The Dow Jones Industrial Average climbed 120 points to an all-time high. The S&P 500 rose 0.4% and the Nasdaq Composite gained 0.5%, both hitting record highs.
Energy was the best-performing sector, rising 2.2% as a deep freeze in the South sparked a rally in oil prices and put West Texas Intermediate crude futures above $60 a barrel for the first time in over a year.
The Cboe Volatility Index, widely viewed as Wall Street’s best fear gauge, broke below 20 to settle at 19.97 on Friday, marking the first significant breach of the threshold since the pandemic-induced sell-off began in February 2020.
The crack of the 20 level is viewed by some on Wall Street as a big “risk on” signal, which could trigger buying from algorithmic traders and other big players.
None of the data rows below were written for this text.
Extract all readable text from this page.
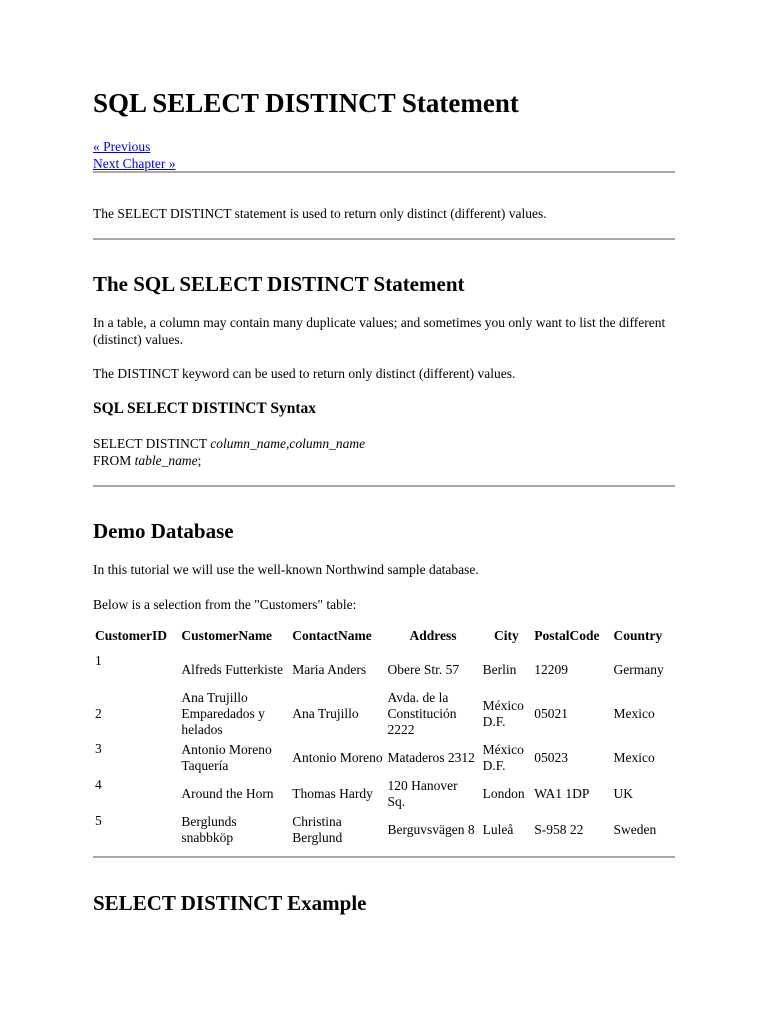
SQL SELECT DISTINCT Statement

« Previous

Next Chapter »

The SELECT DISTINCT statement is used to return only distinct (different) values.

The SQL SELECT DISTINCT Statement

In a table, a column may contain many duplicate values; and sometimes you only want to list the different (distinct) values.

The DISTINCT keyword can be used to return only distinct (different) values.

SQL SELECT DISTINCT Syntax

SELECT DISTINCT column_name,column_name

FROM table_name;

Demo Database

In this tutorial we will use the well-known Northwind sample database.

Below is a selection from the "Customers" table:

CustomerID	CustomerName	ContactName	Address	City	PostalCode	Country
1	Alfreds Futterkiste	Maria Anders	Obere Str. 57	Berlin	12209	Germany
2	Ana Trujillo Emparedados y helados	Ana Trujillo	Avda. de la Constitución 2222	México D.F.	05021	Mexico
3	Antonio Moreno Taquería	Antonio Moreno	Mataderos 2312	México D.F.	05023	Mexico
4	Around the Horn	Thomas Hardy	120 Hanover Sq.	London	WA1 1DP	UK
5	Berglunds snabbköp	Christina Berglund	Berguvsvägen 8	Luleå	S-958 22	Sweden
SELECT DISTINCT Example
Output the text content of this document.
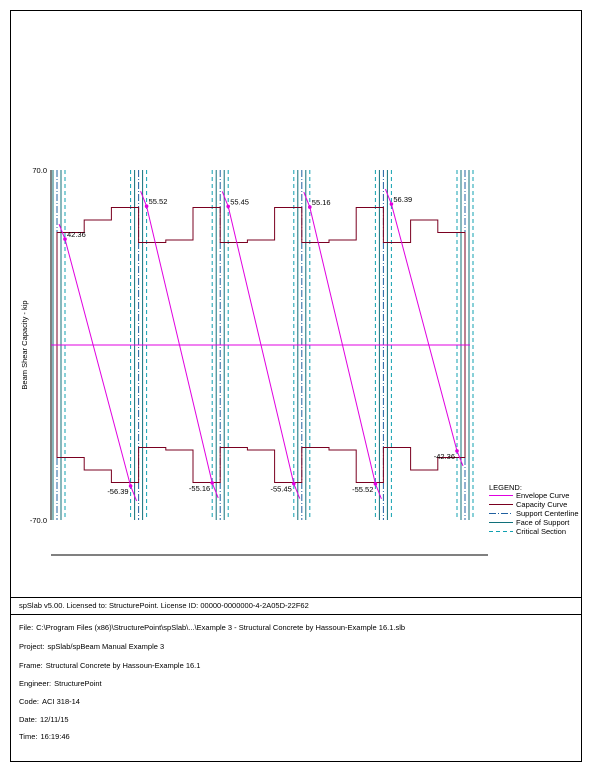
42.36
-56.39
55.52
-55.16
55.45
-55.45
55.16
-55.52
56.39
-42.36
70.0
-70.0
Beam Shear Capacity - kip
LEGEND:
Envelope Curve
Capacity Curve
Support Centerline
Face of Support
Critical Section
spSlab v5.00. Licensed to: StructurePoint. License ID: 00000-0000000-4-2A05D-22F62
File: C:\Program Files (x86)\StructurePoint\spSlab\...\Example 3 - Structural Concrete by Hassoun-Example 16.1.slb
Project: spSlab/spBeam Manual Example 3
Frame: Structural Concrete by Hassoun-Example 16.1
Engineer: StructurePoint
Code: ACI 318-14
Date: 12/11/15
Time: 16:19:46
The gauge last traded up about one point to 21 on Tuesday morning.
“We believe a sustained move below 20 will be positive for risk markets,” said Tom Lee, FundStrat’s co-founder and head of research. “It will be a sign that the systemic fear that gripped markets in 2020 is finally fading.”
Lee, a CNBC contributor, added that receding fear in the market is usually followed by buying among systematic and quant funds. Should quantitative funds herald a retreating VIX as a positive sign, Lee believes that buying could extend the current rally.
Tuesday’s advance added to the market’s solid gains this month thanks to the rollout of the Covid-19 vaccine, economic reopening and expectations for more fiscal stimulus. The Dow has gained 5.3% in February, while the S&P 500 and the Nasdaq have rallied 6.3% and 8.3%, respectively. The S&P 500 has raked in ten record closes in 2021.
“Covid is far from defeated, but the path toward economic normalization is clearer as more vaccines that reduce hospitalizations and eliminate fatalities are approved,” Dennis DeBusschere, strategist at Evercore ISI, said in an email.
On Tuesday, the 10-year Treasury yield topped 1.25% for the first time since March amid rising inflation expectations.